O presidente dos Estados Unidos, Donald Trump, admitiu nesta quinta-feira (15) ter autorizado operações secretas da CIA na Venezuela e declarou que estuda realizar ataques terrestres contra cartéis de drogas que atuam no país.
Autorização de operações da CIA
Segundo Trump, as ações da agência norte-americana têm como objetivo conter o envio de drogas e criminosos venezuelanos para os Estados Unidos. Questionado sobre a possibilidade de agentes de inteligência terem autorização para eliminar o presidente Nicolás Maduro, Trump não respondeu diretamente, afirmando apenas que a Venezuela já estaria “sentindo a pressão”.
O jornal The New York Times revelou que as operações autorizadas podem incluir “ações letais” e outras iniciativas da inteligência americana no Caribe, com potenciais alvos dentro do governo venezuelano.
Bombardeios no Caribe e número de vítimas
Nos últimos meses, os EUA têm realizado ataques a barcos suspeitos de transportar drogas em águas próximas à Venezuela. Trump afirmou que cada embarcação destruída teria evitado o envio de narcóticos que poderiam afetar 25 mil americanos. O bombardeio mais recente, na terça-feira (14), resultou em seis mortes.
Autoridades americanas afirmam que as ações são parte de uma estratégia para controlar o tráfico marítimo e podem evoluir para operações terrestres contra cartéis, com o objetivo final de desestabilizar o governo de Maduro.
Acusações de terrorismo e recompensas
O governo dos EUA acusa Nicolás Maduro de liderar o Cartel de los Soles, recentemente classificado como organização terrorista internacional. Em agosto, o Departamento de Justiça ofereceu US$ 50 milhões por informações que levem à prisão do presidente venezuelano. Paralelamente, navios e aeronaves militares foram enviados ao Caribe para reforçar o combate ao tráfico de drogas.
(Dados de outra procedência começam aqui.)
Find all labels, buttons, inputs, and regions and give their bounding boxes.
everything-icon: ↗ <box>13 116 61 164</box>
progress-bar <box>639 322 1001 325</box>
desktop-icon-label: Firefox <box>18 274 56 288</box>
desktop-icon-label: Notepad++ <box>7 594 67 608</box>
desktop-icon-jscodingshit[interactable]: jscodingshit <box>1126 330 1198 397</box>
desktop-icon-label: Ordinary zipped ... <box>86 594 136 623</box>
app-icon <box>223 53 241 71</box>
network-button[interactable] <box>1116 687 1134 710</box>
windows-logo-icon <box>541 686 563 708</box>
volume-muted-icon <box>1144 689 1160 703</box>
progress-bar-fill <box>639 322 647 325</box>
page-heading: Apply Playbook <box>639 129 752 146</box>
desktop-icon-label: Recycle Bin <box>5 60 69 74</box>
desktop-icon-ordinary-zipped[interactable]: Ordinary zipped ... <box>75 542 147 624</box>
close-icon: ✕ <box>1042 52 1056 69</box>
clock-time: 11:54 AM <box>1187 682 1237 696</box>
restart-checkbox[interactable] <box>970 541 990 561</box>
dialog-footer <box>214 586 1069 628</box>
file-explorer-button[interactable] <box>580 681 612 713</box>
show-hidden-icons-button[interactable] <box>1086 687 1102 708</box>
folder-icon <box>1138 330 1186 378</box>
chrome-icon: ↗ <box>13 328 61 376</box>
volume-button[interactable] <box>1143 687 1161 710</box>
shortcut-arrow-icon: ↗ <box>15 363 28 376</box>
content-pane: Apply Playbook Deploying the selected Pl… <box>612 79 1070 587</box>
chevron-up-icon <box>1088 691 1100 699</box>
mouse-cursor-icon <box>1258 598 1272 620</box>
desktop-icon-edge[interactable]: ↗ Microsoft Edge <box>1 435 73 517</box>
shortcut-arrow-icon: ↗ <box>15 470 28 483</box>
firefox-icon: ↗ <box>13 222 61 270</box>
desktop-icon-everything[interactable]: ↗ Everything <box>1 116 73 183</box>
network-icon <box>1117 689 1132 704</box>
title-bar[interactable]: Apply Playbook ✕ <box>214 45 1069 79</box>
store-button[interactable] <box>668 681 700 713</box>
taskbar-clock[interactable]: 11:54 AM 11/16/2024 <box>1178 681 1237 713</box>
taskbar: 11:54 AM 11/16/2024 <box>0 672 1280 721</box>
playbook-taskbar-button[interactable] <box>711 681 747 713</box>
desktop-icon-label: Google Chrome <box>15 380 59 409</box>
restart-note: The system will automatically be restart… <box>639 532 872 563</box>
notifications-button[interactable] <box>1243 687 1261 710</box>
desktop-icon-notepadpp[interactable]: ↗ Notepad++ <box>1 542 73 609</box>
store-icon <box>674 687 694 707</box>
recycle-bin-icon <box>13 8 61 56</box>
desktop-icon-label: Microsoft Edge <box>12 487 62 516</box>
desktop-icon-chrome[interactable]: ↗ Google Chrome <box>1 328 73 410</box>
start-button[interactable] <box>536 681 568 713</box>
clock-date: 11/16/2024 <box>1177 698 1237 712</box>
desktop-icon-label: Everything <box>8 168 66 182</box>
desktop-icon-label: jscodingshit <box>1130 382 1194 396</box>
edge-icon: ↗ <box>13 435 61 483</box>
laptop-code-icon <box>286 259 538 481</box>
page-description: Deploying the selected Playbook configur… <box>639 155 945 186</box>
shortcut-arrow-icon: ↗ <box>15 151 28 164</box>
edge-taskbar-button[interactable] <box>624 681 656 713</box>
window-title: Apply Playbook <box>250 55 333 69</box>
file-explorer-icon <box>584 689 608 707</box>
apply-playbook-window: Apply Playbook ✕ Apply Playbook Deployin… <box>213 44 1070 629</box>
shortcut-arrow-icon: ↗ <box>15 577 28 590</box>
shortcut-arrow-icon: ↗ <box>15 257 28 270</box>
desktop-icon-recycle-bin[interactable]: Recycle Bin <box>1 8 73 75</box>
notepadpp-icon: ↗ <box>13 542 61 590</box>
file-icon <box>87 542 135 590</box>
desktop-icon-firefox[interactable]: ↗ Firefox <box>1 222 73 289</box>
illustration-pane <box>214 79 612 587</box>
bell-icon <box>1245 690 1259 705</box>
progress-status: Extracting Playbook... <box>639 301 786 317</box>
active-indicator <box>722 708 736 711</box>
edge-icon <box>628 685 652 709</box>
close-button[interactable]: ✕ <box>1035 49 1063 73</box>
Críticas internacionais e debate na ONU
As ações militares têm gerado críticas de organizações internacionais. A Human Rights Watch classificou os bombardeios como possíveis “execuções extrajudiciais ilegais”. O tema também foi discutido no Conselho de Segurança da ONU, que alertou para o risco de civis serem mortos sem julgamento e para a escalada militar na região.
O governo venezuelano solicitou que a comunidade internacional investigue os ataques, alegando que muitas das vítimas declaradas pelos EUA como narcotraficantes seriam, na verdade, pescadores civis.